In 2023 Jess staged their one person rock musical “The Search” at The Tank theater in Manhattan. It was followed by performances at the Butterfly Club in Melbourne for Midsumma Festival in January 2024 and at 3 Dollar Bill in Brooklyn later that year.

Reviews of The Search include 5 stars from Artshub in Melbourne

"The Search by Jess McAvoy is, simply put, a class act – a 60-minute tour de force that will remain with you for some time"

- Artshub Australia

==Personal life==

McAvoy has Dutch heritage and speaks fluent Dutch.

McAvoy has cited many of their musical influences as Tori Amos, Billy Joel, Radiohead, Rage Against the Machine, Jeff Buckley, Nina Simone and Karnivool.

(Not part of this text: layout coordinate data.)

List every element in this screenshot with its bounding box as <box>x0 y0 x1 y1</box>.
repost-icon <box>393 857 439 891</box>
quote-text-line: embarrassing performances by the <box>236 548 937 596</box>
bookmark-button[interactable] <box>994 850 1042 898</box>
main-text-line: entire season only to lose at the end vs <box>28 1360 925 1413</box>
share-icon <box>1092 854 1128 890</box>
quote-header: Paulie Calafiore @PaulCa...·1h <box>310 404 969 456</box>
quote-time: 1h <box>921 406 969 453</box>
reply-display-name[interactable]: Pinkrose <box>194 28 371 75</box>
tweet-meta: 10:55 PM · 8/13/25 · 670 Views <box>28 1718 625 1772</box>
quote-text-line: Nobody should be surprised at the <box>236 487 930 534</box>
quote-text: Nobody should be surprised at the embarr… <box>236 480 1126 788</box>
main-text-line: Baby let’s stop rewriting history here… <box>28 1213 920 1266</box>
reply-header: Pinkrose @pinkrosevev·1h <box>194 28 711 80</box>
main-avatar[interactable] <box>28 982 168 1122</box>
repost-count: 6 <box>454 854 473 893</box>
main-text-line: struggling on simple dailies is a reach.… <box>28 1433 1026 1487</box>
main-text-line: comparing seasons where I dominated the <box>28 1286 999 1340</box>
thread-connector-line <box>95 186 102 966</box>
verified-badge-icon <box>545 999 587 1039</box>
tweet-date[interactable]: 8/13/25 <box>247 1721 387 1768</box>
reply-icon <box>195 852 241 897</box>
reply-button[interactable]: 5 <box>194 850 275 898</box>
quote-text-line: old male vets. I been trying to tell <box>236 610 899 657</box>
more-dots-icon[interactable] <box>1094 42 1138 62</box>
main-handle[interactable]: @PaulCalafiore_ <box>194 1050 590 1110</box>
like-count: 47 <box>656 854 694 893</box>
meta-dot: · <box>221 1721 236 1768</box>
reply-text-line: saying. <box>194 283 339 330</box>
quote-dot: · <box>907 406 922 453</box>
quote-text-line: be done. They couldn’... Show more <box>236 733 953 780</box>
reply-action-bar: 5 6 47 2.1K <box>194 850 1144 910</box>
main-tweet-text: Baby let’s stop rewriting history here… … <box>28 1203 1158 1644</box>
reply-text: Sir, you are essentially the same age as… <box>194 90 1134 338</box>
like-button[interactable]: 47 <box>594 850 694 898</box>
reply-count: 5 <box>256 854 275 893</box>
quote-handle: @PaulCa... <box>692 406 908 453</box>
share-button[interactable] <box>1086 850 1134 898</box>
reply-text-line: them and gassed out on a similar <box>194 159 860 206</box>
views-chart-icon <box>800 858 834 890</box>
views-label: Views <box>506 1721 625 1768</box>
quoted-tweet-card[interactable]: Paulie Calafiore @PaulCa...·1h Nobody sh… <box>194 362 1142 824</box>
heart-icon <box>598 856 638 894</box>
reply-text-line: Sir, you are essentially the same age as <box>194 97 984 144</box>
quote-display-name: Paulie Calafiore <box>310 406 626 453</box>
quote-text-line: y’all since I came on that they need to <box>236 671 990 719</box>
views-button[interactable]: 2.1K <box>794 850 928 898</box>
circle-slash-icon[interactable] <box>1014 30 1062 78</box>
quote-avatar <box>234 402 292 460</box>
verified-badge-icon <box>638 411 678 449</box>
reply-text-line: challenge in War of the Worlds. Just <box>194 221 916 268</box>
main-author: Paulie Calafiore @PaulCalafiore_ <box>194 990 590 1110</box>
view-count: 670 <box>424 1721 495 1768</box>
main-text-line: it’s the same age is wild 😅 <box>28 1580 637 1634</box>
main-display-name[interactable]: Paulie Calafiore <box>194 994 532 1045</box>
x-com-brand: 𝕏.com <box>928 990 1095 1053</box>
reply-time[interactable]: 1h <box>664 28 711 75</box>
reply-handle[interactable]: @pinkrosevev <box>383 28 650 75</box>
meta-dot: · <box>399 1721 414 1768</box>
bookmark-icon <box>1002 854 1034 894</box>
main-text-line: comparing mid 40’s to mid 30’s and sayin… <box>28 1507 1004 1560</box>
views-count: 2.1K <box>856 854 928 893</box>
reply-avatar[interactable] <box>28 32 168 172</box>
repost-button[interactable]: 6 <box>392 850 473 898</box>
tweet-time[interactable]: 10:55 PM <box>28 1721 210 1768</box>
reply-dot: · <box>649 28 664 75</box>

McAvoy came out as non-binary in 2019.

==Discography==

===Albums (all released on Henduwin Music)===

- Deepest Feelings (cassette, EP 1994)
- Watershed (EP, 1997)
- Release (EP, 1999)
- Four Short Stories (EP, 2001)
- Light Wait (2002)
- En Masse (2004)
- Into the Dark (2006)
- As the Sun Falls (2008)
- Favorite Time of Day (2009)
- Favorite Time of Day (Live at the Wick) DVD release (2010)
- 14 North (EP, 2010)
- Somewhere (with Liz Stringer) (EP, 2011)
- The Women (2014)
- Curious (Single, 2018)
- Courage (Single, 2018)
- All Alone (Single, 2018)
- Do What You Want (Single, 2019)
- Everything Must Change (Single, 2020)
- Things I Never Told You (EP, 2020)
- American Dreaming (LP, 2024)

==Awards ==
- McAvoy was nominated at the West Australian Music Industry Awards, including the 1999 track "Girl", which was compiled on the related album, Kiss My WAMi '99.